The changes are designed to provide assurance that the home has not declined since the full inspection of the provision and make sure that children are well cared for and safe, and that leaders and managers are effective, Ofsted has said.

Interim inspections currently say whether a home has improved, declined or sustained its effectiveness since its last full inspection.

According to the consultation document, “this means readers need to refer to the previous Ofsted report to fully understand how a home is now performing. A new single judgment based on the findings of the interim inspection would state whether or not we found ‘serious and widespread concerns’.”

“We believe these changes would better inform homes and commissioners about our findings and provide a clear basis for any subsequent enforcement action,” it adds.

The consultation comes after a call by Ofsted’s national director for regulation and social care Yvette Stanley for greater oversight of large providers of both children’s homes.

The consultation will also ask professionals to share their views on the inspection of  RHSDCs.

Such initiatives are run by volunteers who typically take children with disabilities on short breaks of one or two nights, according to Ofsted.

Each project is inspected every time it runs, however, currently fewer than 20 RHSDCs are regulated and inspected by Ofsted.

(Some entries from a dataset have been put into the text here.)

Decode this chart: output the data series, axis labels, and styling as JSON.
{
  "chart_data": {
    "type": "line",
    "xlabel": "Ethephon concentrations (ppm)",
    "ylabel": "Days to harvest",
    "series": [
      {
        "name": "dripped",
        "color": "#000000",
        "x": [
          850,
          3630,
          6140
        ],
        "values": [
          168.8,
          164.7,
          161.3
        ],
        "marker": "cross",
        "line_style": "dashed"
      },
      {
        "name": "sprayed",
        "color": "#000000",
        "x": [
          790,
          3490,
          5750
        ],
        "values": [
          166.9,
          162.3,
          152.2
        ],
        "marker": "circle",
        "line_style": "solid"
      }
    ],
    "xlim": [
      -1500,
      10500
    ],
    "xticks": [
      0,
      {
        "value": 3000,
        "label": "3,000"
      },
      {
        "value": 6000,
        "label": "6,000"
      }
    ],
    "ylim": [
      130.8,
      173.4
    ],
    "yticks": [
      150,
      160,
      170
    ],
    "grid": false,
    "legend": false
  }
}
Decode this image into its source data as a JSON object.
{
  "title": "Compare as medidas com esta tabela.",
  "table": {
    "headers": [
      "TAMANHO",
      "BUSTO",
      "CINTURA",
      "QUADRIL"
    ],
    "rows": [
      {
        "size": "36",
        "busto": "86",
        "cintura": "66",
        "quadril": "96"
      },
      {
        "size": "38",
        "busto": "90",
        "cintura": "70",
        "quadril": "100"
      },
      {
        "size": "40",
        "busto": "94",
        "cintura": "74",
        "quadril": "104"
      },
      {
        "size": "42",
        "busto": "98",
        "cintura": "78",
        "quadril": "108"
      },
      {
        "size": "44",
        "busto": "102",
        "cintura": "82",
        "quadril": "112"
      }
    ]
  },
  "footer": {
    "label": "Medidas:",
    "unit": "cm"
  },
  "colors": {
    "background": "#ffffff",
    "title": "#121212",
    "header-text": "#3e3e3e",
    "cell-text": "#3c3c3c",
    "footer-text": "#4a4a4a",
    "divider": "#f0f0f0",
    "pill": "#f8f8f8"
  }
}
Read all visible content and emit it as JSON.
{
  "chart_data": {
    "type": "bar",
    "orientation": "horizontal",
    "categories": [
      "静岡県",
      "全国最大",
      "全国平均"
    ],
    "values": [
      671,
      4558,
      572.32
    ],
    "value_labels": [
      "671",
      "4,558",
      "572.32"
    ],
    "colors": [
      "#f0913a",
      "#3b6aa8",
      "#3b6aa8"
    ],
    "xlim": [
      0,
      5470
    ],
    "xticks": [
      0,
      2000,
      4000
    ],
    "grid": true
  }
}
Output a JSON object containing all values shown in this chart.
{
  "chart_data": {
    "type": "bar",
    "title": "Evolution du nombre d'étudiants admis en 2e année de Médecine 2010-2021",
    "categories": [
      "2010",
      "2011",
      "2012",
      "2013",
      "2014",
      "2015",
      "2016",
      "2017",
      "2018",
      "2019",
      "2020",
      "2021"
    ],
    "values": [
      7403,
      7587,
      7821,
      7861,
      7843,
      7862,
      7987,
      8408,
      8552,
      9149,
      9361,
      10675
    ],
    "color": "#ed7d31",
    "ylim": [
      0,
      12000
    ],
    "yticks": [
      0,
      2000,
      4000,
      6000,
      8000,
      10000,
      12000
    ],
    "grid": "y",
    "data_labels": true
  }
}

Proposals made around the inspection of RHSDCs as part of the consultation include updating the language and emphasis in the social care common inspection framework (SCCIF) for RHSDCs “to acknowledge that these schemes are ‘one-off’ events run by volunteers, rather than ongoing services like children’s homes”.

“Currently, language in the SCCIF for RHSDCs is less relevant or applies differently to them compared with other social care settings like children’s homes.

“We propose increasing the emphasis on the child’s experience, and less on their progress, including more references to the needs of disabled children. We will consider our language to make sure it accurately reflects what happens at a holiday scheme,” Ofsted has said.

The inspectorate has also announced proposals to introduce a “combination of on- and off-site inspection activities” and the requirement for schemes to provide a formal notification of the proposed date and location they will run from.

The inspectorate has also put forward plans to carry out an interview with programme managers before the scheme starts.

“We want to provide assurance that RHSDCs are meeting regulatory requirements without detracting from the children’s holiday experience.

“We believe these changes will be more proportionate for providers, while making sure children are kept safe and their welfare is promoted,” the consultation document states.

The consultation will be run via an online survey and is set to close on 24 January 2022.